1779'da Lavoisier cıva oksit tarafından salınan element için oksijen adını buldu. Oksijenin havanın yüzde 20'sini oluşturduğunu ve yanma ve solunum için hayati önem taşıdığını buldu. Ayrıca fosfor veya sülfür havada yandığında, ürünlerin bu elementlerin oksijenle reaksiyona girmesiyle oluştuğu sonucuna vardı.

1778 yılında Lavoisier, cıva oksit ısıtıldığında ağırlığının azaldığını buldu. Açığa çıkan oksijen gazı, cıva oksitin kaybettiği ağırlıkla tam olarak aynı ağırlığa sahiptir.

Bu bize bugün apaçık görünse de o günlerde filojiston kuramına olan genel bağlılık nedeniyle pek de öyle değildi.

*

Bir dizi farklı maddeyle çalıştıktan ve 1772'de karbonla yaptığı çalışma gibi daha önceki çalışmaları hatırladıktan sonra Lavoisier yeni bir temel doğa yasasını duyurdu: Kütlenin korunumu yasası.

Onun ifadesiyle, bir kimyasal reaksiyonun ürünlerinin toplam kütlesi, başlangıç maddelerinin toplam kütlesine eşittir.

Genellikle Lavoisier'in kütlenin korunumu ilkesini ortaya koyan ilk bilim adamı olduğu söylenir. Bu kesinlikle yanlış değildir. 1630 yılında Jean Rey benzer bir yasa formüle etmişti; 1755 yılında Joseph Black magnezyumu keşfettiği çalışmasında yasanın doğru olduğunu varsaymıştı ve 1760 yılında Mikhail Lomonosov yasanın bir açıklamasını yayınlamıştı.

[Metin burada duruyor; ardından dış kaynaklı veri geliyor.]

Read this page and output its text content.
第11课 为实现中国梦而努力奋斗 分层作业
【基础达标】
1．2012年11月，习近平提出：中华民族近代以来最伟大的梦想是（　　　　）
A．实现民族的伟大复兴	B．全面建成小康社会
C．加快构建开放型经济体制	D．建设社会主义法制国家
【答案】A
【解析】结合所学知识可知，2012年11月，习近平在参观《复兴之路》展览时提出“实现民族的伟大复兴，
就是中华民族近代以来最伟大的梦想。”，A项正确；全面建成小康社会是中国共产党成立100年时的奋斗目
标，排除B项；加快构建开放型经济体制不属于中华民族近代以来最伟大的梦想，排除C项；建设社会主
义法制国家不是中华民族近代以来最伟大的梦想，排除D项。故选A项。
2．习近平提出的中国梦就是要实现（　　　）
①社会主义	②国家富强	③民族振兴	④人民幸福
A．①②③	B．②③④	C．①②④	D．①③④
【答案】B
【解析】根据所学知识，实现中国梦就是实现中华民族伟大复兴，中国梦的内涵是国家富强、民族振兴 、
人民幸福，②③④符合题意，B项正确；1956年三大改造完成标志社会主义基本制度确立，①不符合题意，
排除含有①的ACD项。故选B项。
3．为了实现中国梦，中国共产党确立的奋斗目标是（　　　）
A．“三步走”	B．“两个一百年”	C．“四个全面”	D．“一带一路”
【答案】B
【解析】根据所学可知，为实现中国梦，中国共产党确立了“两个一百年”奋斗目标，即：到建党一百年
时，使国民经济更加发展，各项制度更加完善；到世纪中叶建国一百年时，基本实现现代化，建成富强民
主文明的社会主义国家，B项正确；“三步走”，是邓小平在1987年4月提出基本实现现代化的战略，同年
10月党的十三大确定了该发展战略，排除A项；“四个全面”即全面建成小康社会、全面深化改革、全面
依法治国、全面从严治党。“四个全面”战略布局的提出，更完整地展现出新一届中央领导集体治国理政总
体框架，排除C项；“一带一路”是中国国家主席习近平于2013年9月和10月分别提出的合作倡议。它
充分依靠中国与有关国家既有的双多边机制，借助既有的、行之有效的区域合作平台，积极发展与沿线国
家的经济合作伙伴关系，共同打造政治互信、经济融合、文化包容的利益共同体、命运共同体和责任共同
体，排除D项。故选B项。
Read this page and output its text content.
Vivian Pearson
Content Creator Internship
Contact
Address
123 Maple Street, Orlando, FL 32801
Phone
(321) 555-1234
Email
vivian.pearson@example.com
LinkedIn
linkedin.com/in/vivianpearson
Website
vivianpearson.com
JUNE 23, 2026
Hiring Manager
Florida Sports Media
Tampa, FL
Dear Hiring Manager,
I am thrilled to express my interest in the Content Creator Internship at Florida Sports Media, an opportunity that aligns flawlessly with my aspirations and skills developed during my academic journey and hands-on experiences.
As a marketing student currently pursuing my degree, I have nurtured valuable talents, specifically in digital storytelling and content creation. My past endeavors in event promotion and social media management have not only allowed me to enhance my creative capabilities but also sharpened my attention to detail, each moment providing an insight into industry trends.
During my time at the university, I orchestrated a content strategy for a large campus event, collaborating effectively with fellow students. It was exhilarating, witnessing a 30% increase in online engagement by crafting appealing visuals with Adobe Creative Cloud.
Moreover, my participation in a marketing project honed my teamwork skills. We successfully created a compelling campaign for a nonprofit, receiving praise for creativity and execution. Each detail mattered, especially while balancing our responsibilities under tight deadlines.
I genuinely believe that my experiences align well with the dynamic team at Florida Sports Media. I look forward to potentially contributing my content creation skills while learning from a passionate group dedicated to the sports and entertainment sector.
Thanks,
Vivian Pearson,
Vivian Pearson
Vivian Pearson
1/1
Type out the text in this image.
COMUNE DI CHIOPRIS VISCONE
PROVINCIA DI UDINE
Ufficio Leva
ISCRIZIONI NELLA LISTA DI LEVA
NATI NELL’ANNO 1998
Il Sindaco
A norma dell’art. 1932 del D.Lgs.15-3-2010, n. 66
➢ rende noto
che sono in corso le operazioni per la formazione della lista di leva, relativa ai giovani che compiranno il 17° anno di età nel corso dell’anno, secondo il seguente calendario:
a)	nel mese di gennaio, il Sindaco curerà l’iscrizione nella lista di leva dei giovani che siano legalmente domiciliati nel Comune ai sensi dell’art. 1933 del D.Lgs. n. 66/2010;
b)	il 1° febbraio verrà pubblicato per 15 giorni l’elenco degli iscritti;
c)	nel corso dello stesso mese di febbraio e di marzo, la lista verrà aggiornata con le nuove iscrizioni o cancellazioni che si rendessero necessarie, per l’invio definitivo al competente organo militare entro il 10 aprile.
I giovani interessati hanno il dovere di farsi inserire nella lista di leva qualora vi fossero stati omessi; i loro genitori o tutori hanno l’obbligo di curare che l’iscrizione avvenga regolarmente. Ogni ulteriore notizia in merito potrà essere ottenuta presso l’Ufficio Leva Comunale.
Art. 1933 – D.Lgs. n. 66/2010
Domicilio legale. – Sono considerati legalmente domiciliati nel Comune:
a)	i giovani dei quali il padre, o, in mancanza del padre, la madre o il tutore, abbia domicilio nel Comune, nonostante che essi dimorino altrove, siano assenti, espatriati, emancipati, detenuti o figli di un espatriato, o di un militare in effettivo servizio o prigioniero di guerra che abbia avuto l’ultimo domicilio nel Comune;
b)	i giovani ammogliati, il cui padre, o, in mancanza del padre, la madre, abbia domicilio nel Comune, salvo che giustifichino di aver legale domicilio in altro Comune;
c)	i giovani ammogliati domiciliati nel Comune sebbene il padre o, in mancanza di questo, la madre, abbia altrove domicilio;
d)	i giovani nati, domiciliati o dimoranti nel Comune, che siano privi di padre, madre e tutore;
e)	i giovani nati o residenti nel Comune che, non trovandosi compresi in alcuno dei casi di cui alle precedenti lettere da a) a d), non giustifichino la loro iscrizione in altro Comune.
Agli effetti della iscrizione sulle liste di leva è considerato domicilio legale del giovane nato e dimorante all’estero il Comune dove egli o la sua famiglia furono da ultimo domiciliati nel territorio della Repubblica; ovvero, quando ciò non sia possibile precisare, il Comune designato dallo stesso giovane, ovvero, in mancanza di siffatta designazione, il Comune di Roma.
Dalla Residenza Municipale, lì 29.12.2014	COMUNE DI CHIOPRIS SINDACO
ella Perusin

Kütlenin korunumu yasası ancak Lavoisier'in bağımsız olarak keşfetmesinden sonra kesin olarak yerleşmiştir.

*

Lavoisier, yanma ve solunumun kimyasal olarak aynı olduğundan şüpheleniyordu. Bunu Pierre-Simon Laplace'ın yardımıyla gösterdi. İkili, bir kobay faresinin nefes alırken yaydığı karbondioksit ve ısı miktarını ölçtü. Bunu, kobay faresinin soluduğu miktarda karbondioksit üretmek için karbonu yaktıklarında ortaya çıkan ısı miktarıyla karşılaştırdılar.

Sonuçlar Lavoisier'in solunumun bir yanma biçimi olduğu sonucuna varmasını sağladı: Memeliler tarafından solunum sırasında üretilen ısı, vücutlarını oda sıcaklığının üzerinde tutar.

*

1783'te Lavoisier, Henry Cavendish'in 1766'da yeni bir element olarak kabul ettiği gaz için 'hidrojen' adını buldu; Cavendish gaza “yanıcı hava” adını vermişti.

Pierre-Simon Laplace ile tekrar çalışan Lavoisier, hidrojeni oksijenle yaktı ve suyun oluştuğunu tespit ederek suyun bir element olmadığını, aslında hidrojen ve oksijen elementlerinden oluşan bir bileşik olduğunu ortaya koydu.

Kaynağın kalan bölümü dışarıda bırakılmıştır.